The excerpts in the program are mostly lively and highly melodic, but there is a bit of sameness in many. They do however offer a great opportunity for Felder to display his prowess at the keyboard. His skill is especially well demonstrated in the closing polonaise in which, at times, the complexity of the piano piece and its playing suggest the richness of an orchestra. He also illustrates the impressionism in Chopin’s composition by playing and explaining small phrases that are suggestive of actions from flirting to grumbling.
We learn of Chopin’s life story, which, for the greater part, is a sad one. Fortunately, he did succeed at times at composing and teaching. He performed in concert only 30 times in his life, but was noted in the salons of the intelligentsia, and recognized by the more famous Liszt as the greatest pianist alive, quite a tribute from one whom many would have considered deserving of that honor.
Chopin left Poland at age 20, never to return. His homeland had been carved up by Russia, Prussia, and Austro-Hungary, and he was afraid to return as the Russians, who controlled Warsaw, might not let him leave again. In a poignant reminder of Russia’s international aggression that resonates today, an uprising by the Polish people shortly before this “class” was taught was ruthlessly suppressed by Russian troops who perpetrated wanton destruction. Sound familiar?

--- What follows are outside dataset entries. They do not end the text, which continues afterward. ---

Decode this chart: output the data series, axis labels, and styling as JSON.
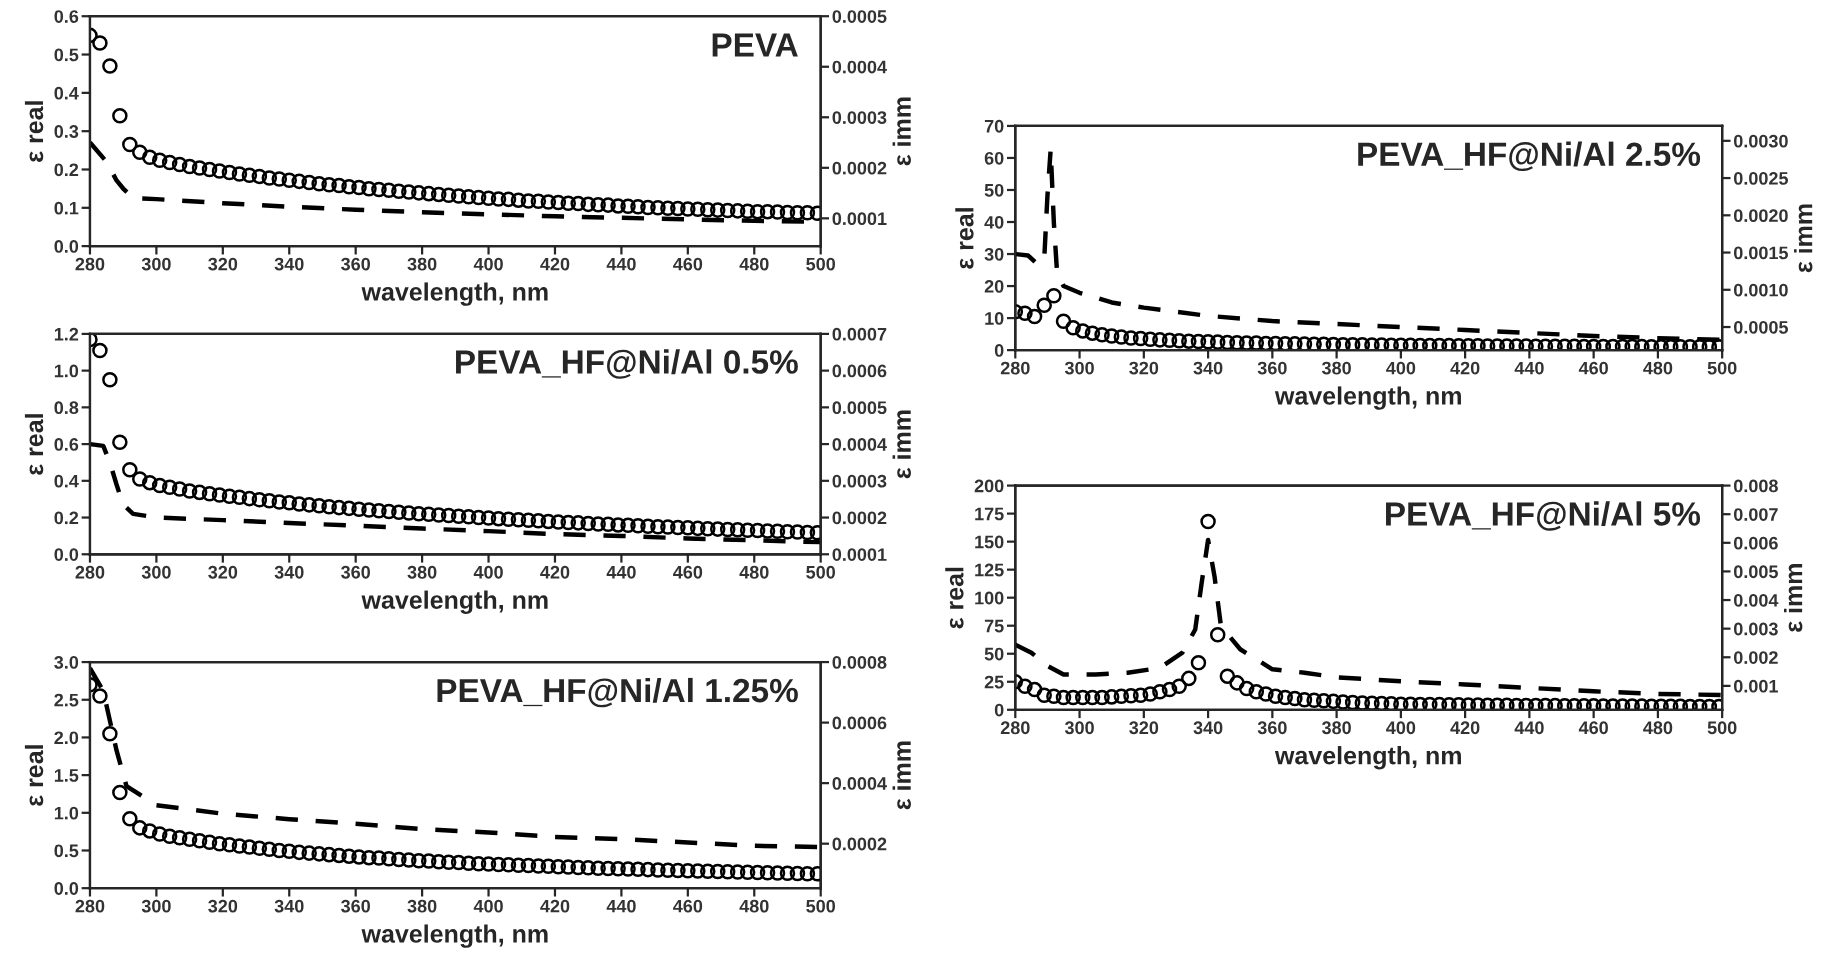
{
  "chart_data": [
    {
      "type": "scatter",
      "title": "PEVA",
      "xlabel": "wavelength, nm",
      "ylabel": "ε real",
      "y2label": "ε imm",
      "xlim": [
        280,
        500
      ],
      "xticks": [
        280,
        300,
        320,
        340,
        360,
        380,
        400,
        420,
        440,
        460,
        480,
        500
      ],
      "ylim": [
        0,
        0.6
      ],
      "yticks": [
        {
          "value": 0,
          "label": "0.0"
        },
        {
          "value": 0.1,
          "label": "0.1"
        },
        {
          "value": 0.2,
          "label": "0.2"
        },
        {
          "value": 0.3,
          "label": "0.3"
        },
        {
          "value": 0.4,
          "label": "0.4"
        },
        {
          "value": 0.5,
          "label": "0.5"
        },
        {
          "value": 0.6,
          "label": "0.6"
        }
      ],
      "y2lim": [
        4.5e-05,
        0.0005
      ],
      "y2ticks": [
        {
          "value": 0.0001,
          "label": "0.0001"
        },
        {
          "value": 0.0002,
          "label": "0.0002"
        },
        {
          "value": 0.0003,
          "label": "0.0003"
        },
        {
          "value": 0.0004,
          "label": "0.0004"
        },
        {
          "value": 0.0005,
          "label": "0.0005"
        }
      ],
      "x": [
        280,
        283,
        286,
        289,
        292,
        295,
        298,
        301,
        304,
        307,
        310,
        313,
        316,
        319,
        322,
        325,
        328,
        331,
        334,
        337,
        340,
        343,
        346,
        349,
        352,
        355,
        358,
        361,
        364,
        367,
        370,
        373,
        376,
        379,
        382,
        385,
        388,
        391,
        394,
        397,
        400,
        403,
        406,
        409,
        412,
        415,
        418,
        421,
        424,
        427,
        430,
        433,
        436,
        439,
        442,
        445,
        448,
        451,
        454,
        457,
        460,
        463,
        466,
        469,
        472,
        475,
        478,
        481,
        484,
        487,
        490,
        493,
        496,
        499
      ],
      "series": [
        {
          "marker": "circle",
          "color": "#000000",
          "values": [
            0.55,
            0.53,
            0.47,
            0.34,
            0.265,
            0.245,
            0.232,
            0.224,
            0.218,
            0.213,
            0.208,
            0.204,
            0.2,
            0.196,
            0.192,
            0.188,
            0.185,
            0.182,
            0.178,
            0.175,
            0.172,
            0.169,
            0.166,
            0.163,
            0.16,
            0.158,
            0.155,
            0.153,
            0.15,
            0.148,
            0.146,
            0.143,
            0.141,
            0.139,
            0.137,
            0.135,
            0.133,
            0.131,
            0.129,
            0.127,
            0.125,
            0.123,
            0.122,
            0.12,
            0.118,
            0.117,
            0.115,
            0.114,
            0.112,
            0.111,
            0.109,
            0.108,
            0.107,
            0.105,
            0.104,
            0.103,
            0.101,
            0.1,
            0.099,
            0.098,
            0.097,
            0.096,
            0.095,
            0.094,
            0.093,
            0.092,
            0.091,
            0.09,
            0.09,
            0.089,
            0.088,
            0.087,
            0.087,
            0.086
          ]
        },
        {
          "type": "line",
          "axis": "y2",
          "line_style": "dashed",
          "color": "#000000",
          "x": [
            280,
            285,
            288,
            290,
            293,
            300,
            320,
            340,
            360,
            380,
            400,
            420,
            440,
            460,
            480,
            500
          ],
          "values": [
            0.00025,
            0.000212,
            0.000175,
            0.000159,
            0.00014,
            0.000138,
            0.00013,
            0.000123,
            0.000117,
            0.000112,
            0.000108,
            0.000104,
            0.000101,
            9.8e-05,
            9.5e-05,
            9.3e-05
          ]
        }
      ]
    },
    {
      "type": "scatter",
      "title": "PEVA_HF@Ni/Al 0.5%",
      "xlabel": "wavelength, nm",
      "ylabel": "ε real",
      "y2label": "ε imm",
      "xlim": [
        280,
        500
      ],
      "xticks": [
        280,
        300,
        320,
        340,
        360,
        380,
        400,
        420,
        440,
        460,
        480,
        500
      ],
      "ylim": [
        0,
        1.2
      ],
      "yticks": [
        {
          "value": 0,
          "label": "0.0"
        },
        {
          "value": 0.2,
          "label": "0.2"
        },
        {
          "value": 0.4,
          "label": "0.4"
        },
        {
          "value": 0.6,
          "label": "0.6"
        },
        {
          "value": 0.8,
          "label": "0.8"
        },
        {
          "value": 1.0,
          "label": "1.0"
        },
        {
          "value": 1.2,
          "label": "1.2"
        }
      ],
      "y2lim": [
        0.0001,
        0.0007
      ],
      "y2ticks": [
        {
          "value": 0.0001,
          "label": "0.0001"
        },
        {
          "value": 0.0002,
          "label": "0.0002"
        },
        {
          "value": 0.0003,
          "label": "0.0003"
        },
        {
          "value": 0.0004,
          "label": "0.0004"
        },
        {
          "value": 0.0005,
          "label": "0.0005"
        },
        {
          "value": 0.0006,
          "label": "0.0006"
        },
        {
          "value": 0.0007,
          "label": "0.0007"
        }
      ],
      "x": [
        280,
        283,
        286,
        289,
        292,
        295,
        298,
        301,
        304,
        307,
        310,
        313,
        316,
        319,
        322,
        325,
        328,
        331,
        334,
        337,
        340,
        343,
        346,
        349,
        352,
        355,
        358,
        361,
        364,
        367,
        370,
        373,
        376,
        379,
        382,
        385,
        388,
        391,
        394,
        397,
        400,
        403,
        406,
        409,
        412,
        415,
        418,
        421,
        424,
        427,
        430,
        433,
        436,
        439,
        442,
        445,
        448,
        451,
        454,
        457,
        460,
        463,
        466,
        469,
        472,
        475,
        478,
        481,
        484,
        487,
        490,
        493,
        496,
        499
      ],
      "series": [
        {
          "marker": "circle",
          "color": "#000000",
          "values": [
            1.17,
            1.11,
            0.95,
            0.61,
            0.46,
            0.41,
            0.39,
            0.375,
            0.365,
            0.355,
            0.345,
            0.337,
            0.33,
            0.323,
            0.316,
            0.31,
            0.303,
            0.297,
            0.291,
            0.285,
            0.28,
            0.274,
            0.269,
            0.264,
            0.259,
            0.254,
            0.25,
            0.245,
            0.241,
            0.237,
            0.233,
            0.229,
            0.225,
            0.221,
            0.218,
            0.214,
            0.211,
            0.207,
            0.204,
            0.2,
            0.197,
            0.194,
            0.191,
            0.188,
            0.185,
            0.182,
            0.179,
            0.176,
            0.173,
            0.171,
            0.168,
            0.165,
            0.163,
            0.16,
            0.158,
            0.155,
            0.153,
            0.15,
            0.148,
            0.146,
            0.144,
            0.141,
            0.139,
            0.137,
            0.135,
            0.133,
            0.131,
            0.129,
            0.127,
            0.125,
            0.123,
            0.121,
            0.119,
            0.117
          ]
        },
        {
          "type": "line",
          "axis": "y2",
          "line_style": "dashed",
          "color": "#000000",
          "x": [
            280,
            284,
            286,
            288,
            290,
            293,
            300,
            320,
            340,
            360,
            380,
            400,
            420,
            440,
            460,
            480,
            500
          ],
          "values": [
            0.0004,
            0.000395,
            0.00035,
            0.00029,
            0.000235,
            0.00021,
            0.0002,
            0.000193,
            0.000185,
            0.000178,
            0.00017,
            0.000163,
            0.000155,
            0.00015,
            0.000143,
            0.000138,
            0.000133
          ]
        }
      ]
    },
    {
      "type": "scatter",
      "title": "PEVA_HF@Ni/Al 1.25%",
      "xlabel": "wavelength, nm",
      "ylabel": "ε real",
      "y2label": "ε imm",
      "xlim": [
        280,
        500
      ],
      "xticks": [
        280,
        300,
        320,
        340,
        360,
        380,
        400,
        420,
        440,
        460,
        480,
        500
      ],
      "ylim": [
        0,
        3.0
      ],
      "yticks": [
        {
          "value": 0,
          "label": "0.0"
        },
        {
          "value": 0.5,
          "label": "0.5"
        },
        {
          "value": 1.0,
          "label": "1.0"
        },
        {
          "value": 1.5,
          "label": "1.5"
        },
        {
          "value": 2.0,
          "label": "2.0"
        },
        {
          "value": 2.5,
          "label": "2.5"
        },
        {
          "value": 3.0,
          "label": "3.0"
        }
      ],
      "y2lim": [
        5.3e-05,
        0.0008
      ],
      "y2ticks": [
        {
          "value": 0.0002,
          "label": "0.0002"
        },
        {
          "value": 0.0004,
          "label": "0.0004"
        },
        {
          "value": 0.0006,
          "label": "0.0006"
        },
        {
          "value": 0.0008,
          "label": "0.0008"
        }
      ],
      "x": [
        280,
        283,
        286,
        289,
        292,
        295,
        298,
        301,
        304,
        307,
        310,
        313,
        316,
        319,
        322,
        325,
        328,
        331,
        334,
        337,
        340,
        343,
        346,
        349,
        352,
        355,
        358,
        361,
        364,
        367,
        370,
        373,
        376,
        379,
        382,
        385,
        388,
        391,
        394,
        397,
        400,
        403,
        406,
        409,
        412,
        415,
        418,
        421,
        424,
        427,
        430,
        433,
        436,
        439,
        442,
        445,
        448,
        451,
        454,
        457,
        460,
        463,
        466,
        469,
        472,
        475,
        478,
        481,
        484,
        487,
        490,
        493,
        496,
        499
      ],
      "series": [
        {
          "marker": "circle",
          "color": "#000000",
          "values": [
            2.7,
            2.55,
            2.05,
            1.27,
            0.92,
            0.8,
            0.76,
            0.72,
            0.69,
            0.67,
            0.65,
            0.63,
            0.61,
            0.59,
            0.575,
            0.56,
            0.545,
            0.53,
            0.515,
            0.5,
            0.49,
            0.475,
            0.465,
            0.455,
            0.445,
            0.435,
            0.425,
            0.415,
            0.405,
            0.4,
            0.39,
            0.38,
            0.375,
            0.365,
            0.36,
            0.35,
            0.345,
            0.34,
            0.33,
            0.325,
            0.32,
            0.315,
            0.31,
            0.305,
            0.3,
            0.295,
            0.29,
            0.285,
            0.28,
            0.275,
            0.27,
            0.265,
            0.26,
            0.258,
            0.254,
            0.25,
            0.246,
            0.242,
            0.238,
            0.234,
            0.23,
            0.227,
            0.224,
            0.22,
            0.217,
            0.214,
            0.21,
            0.207,
            0.204,
            0.2,
            0.198,
            0.195,
            0.192,
            0.19
          ]
        },
        {
          "type": "line",
          "axis": "y2",
          "line_style": "dashed",
          "color": "#000000",
          "x": [
            280,
            284,
            288,
            291,
            293,
            300,
            320,
            340,
            360,
            380,
            400,
            420,
            440,
            460,
            480,
            500
          ],
          "values": [
            0.00078,
            0.000705,
            0.000508,
            0.00039,
            0.000376,
            0.000327,
            0.000299,
            0.000281,
            0.000266,
            0.000248,
            0.000237,
            0.000222,
            0.000215,
            0.000204,
            0.000193,
            0.000189
          ]
        }
      ]
    },
    {
      "type": "scatter",
      "title": "PEVA_HF@Ni/Al 2.5%",
      "xlabel": "wavelength, nm",
      "ylabel": "ε real",
      "y2label": "ε imm",
      "xlim": [
        280,
        500
      ],
      "xticks": [
        280,
        300,
        320,
        340,
        360,
        380,
        400,
        420,
        440,
        460,
        480,
        500
      ],
      "ylim": [
        0,
        70
      ],
      "yticks": [
        0,
        10,
        20,
        30,
        40,
        50,
        60,
        70
      ],
      "y2lim": [
        0.00019,
        0.0032
      ],
      "y2ticks": [
        {
          "value": 0.0005,
          "label": "0.0005"
        },
        {
          "value": 0.001,
          "label": "0.0010"
        },
        {
          "value": 0.0015,
          "label": "0.0015"
        },
        {
          "value": 0.002,
          "label": "0.0020"
        },
        {
          "value": 0.0025,
          "label": "0.0025"
        },
        {
          "value": 0.003,
          "label": "0.0030"
        }
      ],
      "x": [
        280,
        283,
        286,
        289,
        292,
        295,
        298,
        301,
        304,
        307,
        310,
        313,
        316,
        319,
        322,
        325,
        328,
        331,
        334,
        337,
        340,
        343,
        346,
        349,
        352,
        355,
        358,
        361,
        364,
        367,
        370,
        373,
        376,
        379,
        382,
        385,
        388,
        391,
        394,
        397,
        400,
        403,
        406,
        409,
        412,
        415,
        418,
        421,
        424,
        427,
        430,
        433,
        436,
        439,
        442,
        445,
        448,
        451,
        454,
        457,
        460,
        463,
        466,
        469,
        472,
        475,
        478,
        481,
        484,
        487,
        490,
        493,
        496,
        499
      ],
      "series": [
        {
          "marker": "circle",
          "color": "#000000",
          "values": [
            12,
            11.5,
            10.5,
            14,
            17,
            9,
            7,
            6,
            5.3,
            4.8,
            4.4,
            4.1,
            3.8,
            3.6,
            3.4,
            3.2,
            3.05,
            2.9,
            2.8,
            2.7,
            2.6,
            2.5,
            2.4,
            2.3,
            2.25,
            2.2,
            2.1,
            2.05,
            2.0,
            1.95,
            1.9,
            1.85,
            1.8,
            1.75,
            1.7,
            1.68,
            1.65,
            1.6,
            1.58,
            1.55,
            1.5,
            1.48,
            1.46,
            1.44,
            1.42,
            1.4,
            1.38,
            1.36,
            1.34,
            1.32,
            1.3,
            1.28,
            1.27,
            1.25,
            1.24,
            1.22,
            1.21,
            1.19,
            1.18,
            1.16,
            1.15,
            1.14,
            1.12,
            1.11,
            1.1,
            1.09,
            1.08,
            1.07,
            1.06,
            1.05,
            1.04,
            1.03,
            1.02,
            1.01
          ]
        },
        {
          "type": "line",
          "axis": "y2",
          "line_style": "dashed",
          "color": "#000000",
          "x": [
            280,
            284,
            287,
            289,
            290,
            291,
            292,
            293,
            295,
            300,
            310,
            320,
            340,
            360,
            380,
            400,
            420,
            440,
            460,
            480,
            500
          ],
          "values": [
            0.00148,
            0.00146,
            0.00134,
            0.00141,
            0.00226,
            0.00288,
            0.0019,
            0.00123,
            0.00105,
            0.00096,
            0.00083,
            0.00076,
            0.00065,
            0.00058,
            0.00054,
            0.0005,
            0.00046,
            0.00042,
            0.00038,
            0.00035,
            0.00033
          ]
        }
      ]
    },
    {
      "type": "scatter",
      "title": "PEVA_HF@Ni/Al 5%",
      "xlabel": "wavelength, nm",
      "ylabel": "ε real",
      "y2label": "ε imm",
      "xlim": [
        280,
        500
      ],
      "xticks": [
        280,
        300,
        320,
        340,
        360,
        380,
        400,
        420,
        440,
        460,
        480,
        500
      ],
      "ylim": [
        0,
        200
      ],
      "yticks": [
        0,
        25,
        50,
        75,
        100,
        125,
        150,
        175,
        200
      ],
      "y2lim": [
        0.000165,
        0.008
      ],
      "y2ticks": [
        {
          "value": 0.001,
          "label": "0.001"
        },
        {
          "value": 0.002,
          "label": "0.002"
        },
        {
          "value": 0.003,
          "label": "0.003"
        },
        {
          "value": 0.004,
          "label": "0.004"
        },
        {
          "value": 0.005,
          "label": "0.005"
        },
        {
          "value": 0.006,
          "label": "0.006"
        },
        {
          "value": 0.007,
          "label": "0.007"
        },
        {
          "value": 0.008,
          "label": "0.008"
        }
      ],
      "x": [
        280,
        283,
        286,
        289,
        292,
        295,
        298,
        301,
        304,
        307,
        310,
        313,
        316,
        319,
        322,
        325,
        328,
        331,
        334,
        337,
        340,
        343,
        346,
        349,
        352,
        355,
        358,
        361,
        364,
        367,
        370,
        373,
        376,
        379,
        382,
        385,
        388,
        391,
        394,
        397,
        400,
        403,
        406,
        409,
        412,
        415,
        418,
        421,
        424,
        427,
        430,
        433,
        436,
        439,
        442,
        445,
        448,
        451,
        454,
        457,
        460,
        463,
        466,
        469,
        472,
        475,
        478,
        481,
        484,
        487,
        490,
        493,
        496,
        499
      ],
      "series": [
        {
          "marker": "circle",
          "color": "#000000",
          "values": [
            25,
            21,
            18,
            13,
            12,
            11,
            11,
            11,
            11,
            11,
            11.5,
            12,
            12.5,
            13,
            14,
            16,
            18,
            21,
            28,
            42,
            168,
            67,
            30,
            24,
            19,
            16,
            14,
            12,
            11,
            10,
            9,
            8.5,
            8,
            7.5,
            7,
            6.5,
            6,
            5.8,
            5.5,
            5.3,
            5,
            4.9,
            4.8,
            4.7,
            4.6,
            4.5,
            4.4,
            4.3,
            4.2,
            4.1,
            4.0,
            3.95,
            3.9,
            3.85,
            3.8,
            3.75,
            3.7,
            3.65,
            3.6,
            3.55,
            3.5,
            3.45,
            3.4,
            3.35,
            3.3,
            3.25,
            3.2,
            3.15,
            3.1,
            3.05,
            3.0,
            3.0,
            3.0,
            3.0
          ]
        },
        {
          "type": "line",
          "axis": "y2",
          "line_style": "dashed",
          "color": "#000000",
          "x": [
            280,
            285,
            290,
            295,
            305,
            315,
            325,
            332,
            336,
            338,
            340,
            342,
            344,
            350,
            360,
            370,
            380,
            400,
            420,
            440,
            460,
            480,
            500
          ],
          "values": [
            0.00244,
            0.00216,
            0.0017,
            0.0014,
            0.0014,
            0.00146,
            0.00163,
            0.00216,
            0.00297,
            0.0046,
            0.0061,
            0.00483,
            0.00309,
            0.00228,
            0.00158,
            0.00146,
            0.0013,
            0.00116,
            0.00105,
            0.00093,
            0.00081,
            0.00072,
            0.00068
          ]
        }
      ]
    }
  ]
}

The composer failed in love, most conspicuously in a conflicted eight-year relationship with author Georges Sand (née Amantine Dupin). More critically, he was sickly his whole life and died of a heart condition at age 39. But for theater goers, the telling of the tragedies of that short existence and hearing some of the timeless musical legacy he left behind is a rewarding experience.
A final note – many patrons wish to see a listing of the numbers performed in a theatrical performance with music. Unfortunately, the program does not adhere to the time honored tradition of publishing such a record.
“Chopin in Paris” written by Hershey Felder, with the music of Fyrderyk Chopin, Mozart, and others, is produced by TheatreWorks Silicon Valley, and plays at Mountain View Center for the Performing Arts, 500 Castro St., Mountain View, CA through September 11, 2022.